Charges Against SF Boy Signal Break in System
Posted by Tshaka Barrows on March 2nd, 2010A recent incident in San Francisco, coupled with other cases across the country of students being arrested in schools, demonstrate a serious lapse in our juvenile justice system and the way that we overreact to youth misbehavior.
In this particular situation, a 13-year-old boy was arrested on suspicion of punching a classmate and stealing 46 cents during an after-school program. For this act, the boy was charged with felony robbery, extortion and assault – and faces deportation plus a bench warrant that will be issued if he fails to attend a March 8 hearing in San Francisco that is 3 days after he and his mother are deported back to Australia.
The news coverage has highlighted the issues of immigration, deportation and the negative impacts that those policies can have on families. It has focused primarily on a politically charged aspect of the incident, the deportation of the undocumented boy and his mother to Australia as a result of his felony charge. At issue in most local coverage is San Francisco’s much debated sanctuary policy, and “whether officials should shield undocumented youths from deportation when they are suspected of a felony crime.”
However, what is missing is one of the most alarming aspects of this
particular incident – the charges leveled against the boy. The charges
reported are completely unjust given the alleged act, and illustrate
the widespread issue in juvenile justice of ramped up charges against
young people whose behavior is typical of adolescents their age. In New York recently, a 12-year-old Latino girl was arrested for doodling on her desk. In Florida, an 11-year-old girl was arrested at her school for a scuffle at a bus stop with a classmate three days prior.
According
to media reports in San Francisco, the parents of the sixth grader who
the 13-year-old boy had bullied had filed a police report.

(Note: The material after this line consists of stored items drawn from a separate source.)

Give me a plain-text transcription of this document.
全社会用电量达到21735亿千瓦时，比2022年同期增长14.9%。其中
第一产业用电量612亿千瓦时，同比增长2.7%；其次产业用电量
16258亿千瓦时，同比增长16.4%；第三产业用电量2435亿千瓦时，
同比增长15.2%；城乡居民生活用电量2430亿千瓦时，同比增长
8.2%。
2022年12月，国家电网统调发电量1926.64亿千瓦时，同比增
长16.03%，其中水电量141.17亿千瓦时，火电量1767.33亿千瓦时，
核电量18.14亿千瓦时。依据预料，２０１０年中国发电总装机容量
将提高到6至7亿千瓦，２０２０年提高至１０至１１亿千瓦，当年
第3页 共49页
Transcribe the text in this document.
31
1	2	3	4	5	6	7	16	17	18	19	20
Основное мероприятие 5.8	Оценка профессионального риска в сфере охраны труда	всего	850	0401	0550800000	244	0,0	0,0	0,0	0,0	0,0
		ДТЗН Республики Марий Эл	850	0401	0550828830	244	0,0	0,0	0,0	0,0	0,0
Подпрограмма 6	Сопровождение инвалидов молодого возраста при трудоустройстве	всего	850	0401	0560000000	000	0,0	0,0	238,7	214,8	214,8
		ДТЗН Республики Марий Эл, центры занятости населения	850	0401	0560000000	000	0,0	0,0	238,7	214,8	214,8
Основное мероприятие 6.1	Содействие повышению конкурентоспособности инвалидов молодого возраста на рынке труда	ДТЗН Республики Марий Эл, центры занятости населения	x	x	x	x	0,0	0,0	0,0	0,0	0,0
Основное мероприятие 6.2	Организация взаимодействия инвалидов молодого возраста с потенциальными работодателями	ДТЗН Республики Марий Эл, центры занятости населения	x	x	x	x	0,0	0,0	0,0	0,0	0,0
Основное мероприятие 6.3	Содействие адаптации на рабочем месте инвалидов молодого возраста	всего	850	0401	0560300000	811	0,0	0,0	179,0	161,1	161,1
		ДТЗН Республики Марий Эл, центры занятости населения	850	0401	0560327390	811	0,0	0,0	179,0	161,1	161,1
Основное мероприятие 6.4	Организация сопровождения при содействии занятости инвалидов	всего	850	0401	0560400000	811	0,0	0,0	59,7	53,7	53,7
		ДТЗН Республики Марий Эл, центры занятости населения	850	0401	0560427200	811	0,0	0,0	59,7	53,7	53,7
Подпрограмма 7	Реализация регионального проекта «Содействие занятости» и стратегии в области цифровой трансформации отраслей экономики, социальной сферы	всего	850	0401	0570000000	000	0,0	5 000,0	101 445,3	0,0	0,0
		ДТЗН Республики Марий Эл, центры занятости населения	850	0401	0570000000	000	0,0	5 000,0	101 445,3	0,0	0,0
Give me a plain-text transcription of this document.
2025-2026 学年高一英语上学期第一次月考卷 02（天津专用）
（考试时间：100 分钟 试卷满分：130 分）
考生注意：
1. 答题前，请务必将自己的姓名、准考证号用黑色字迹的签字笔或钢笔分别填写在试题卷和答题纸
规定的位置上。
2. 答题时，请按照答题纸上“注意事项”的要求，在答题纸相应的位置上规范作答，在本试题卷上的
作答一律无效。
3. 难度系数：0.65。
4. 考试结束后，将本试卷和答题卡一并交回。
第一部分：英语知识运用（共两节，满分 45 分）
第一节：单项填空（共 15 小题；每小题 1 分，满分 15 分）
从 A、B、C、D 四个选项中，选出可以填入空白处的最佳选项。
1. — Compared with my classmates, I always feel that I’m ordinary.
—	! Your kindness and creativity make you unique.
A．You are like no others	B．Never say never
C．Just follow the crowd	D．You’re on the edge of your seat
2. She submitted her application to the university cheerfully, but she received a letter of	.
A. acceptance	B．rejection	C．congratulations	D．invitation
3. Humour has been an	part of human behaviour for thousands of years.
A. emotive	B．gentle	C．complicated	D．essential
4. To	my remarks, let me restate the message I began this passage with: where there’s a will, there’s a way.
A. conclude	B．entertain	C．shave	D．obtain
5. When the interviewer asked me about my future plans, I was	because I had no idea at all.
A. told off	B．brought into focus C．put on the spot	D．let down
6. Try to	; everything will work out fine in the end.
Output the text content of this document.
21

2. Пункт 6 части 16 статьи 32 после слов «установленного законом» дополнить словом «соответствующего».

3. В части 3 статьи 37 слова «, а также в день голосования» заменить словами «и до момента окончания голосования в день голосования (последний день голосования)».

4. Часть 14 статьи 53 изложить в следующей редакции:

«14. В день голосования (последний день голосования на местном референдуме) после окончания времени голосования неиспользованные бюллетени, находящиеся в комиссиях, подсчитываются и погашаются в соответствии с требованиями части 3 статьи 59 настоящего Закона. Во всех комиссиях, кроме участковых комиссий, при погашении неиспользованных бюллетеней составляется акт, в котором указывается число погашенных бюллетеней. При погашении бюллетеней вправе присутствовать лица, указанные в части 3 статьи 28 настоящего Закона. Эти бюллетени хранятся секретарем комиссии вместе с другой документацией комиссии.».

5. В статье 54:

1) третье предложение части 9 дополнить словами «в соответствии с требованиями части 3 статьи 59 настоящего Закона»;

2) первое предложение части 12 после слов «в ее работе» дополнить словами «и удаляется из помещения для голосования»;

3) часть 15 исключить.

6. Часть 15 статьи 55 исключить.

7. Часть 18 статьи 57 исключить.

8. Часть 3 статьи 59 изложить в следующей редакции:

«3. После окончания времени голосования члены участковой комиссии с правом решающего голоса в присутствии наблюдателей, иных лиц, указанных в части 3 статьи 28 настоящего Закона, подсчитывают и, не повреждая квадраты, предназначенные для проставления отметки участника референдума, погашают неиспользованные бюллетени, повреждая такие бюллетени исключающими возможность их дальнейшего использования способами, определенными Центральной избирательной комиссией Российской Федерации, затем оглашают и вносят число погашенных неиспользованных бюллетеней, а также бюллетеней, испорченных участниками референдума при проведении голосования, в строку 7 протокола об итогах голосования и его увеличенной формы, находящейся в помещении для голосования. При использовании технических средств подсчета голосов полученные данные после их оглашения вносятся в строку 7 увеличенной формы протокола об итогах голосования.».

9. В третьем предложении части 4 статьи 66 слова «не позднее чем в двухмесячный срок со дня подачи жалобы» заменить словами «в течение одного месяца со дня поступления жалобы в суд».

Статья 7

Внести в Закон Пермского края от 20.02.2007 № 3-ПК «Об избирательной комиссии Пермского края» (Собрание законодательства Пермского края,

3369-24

The
13-year-old was arrested after he and his parents spoke to the police
officer.
“I think my son was in shock, as I was, “ his stepfather, Charles Washington said in a press conference. “What he actually did, and what the actual charges are, they are universes apart. Back when I was in school, at worst, a bully was sent home for the day, creating problems for them at home, when they explain to their parents why they’ve been sent home.”
It is shocking and puzzling that such charges would be leveled against
a 13-year-old boy who allegedly took 46 cents from another boy after
punching him - basically acting as a bully. Why would a rational
adult level such serious charges at a boy who was in a schoolyard
fight? What happened to conflict resolution?
The boy’s stepfather said his stepson was held for a week at Juvenile Hall. “We did not understand why this was happening,” Washington, who is a bus driver, said at the press conference. “Kids on my bus get on and do way worse things than he actually did, and the police usually make their presence known, but there is no worry about going to Juvenile Hall.”
Is anyone in the public protected by charging this youth with such felonies? To me this is yet another example of our broken justice system and of prosecutors abusing their power by targeting youth.
In this case and many others across the country, no one is held accountable for their pivotal role in changing the outcome of a youth’s childhood.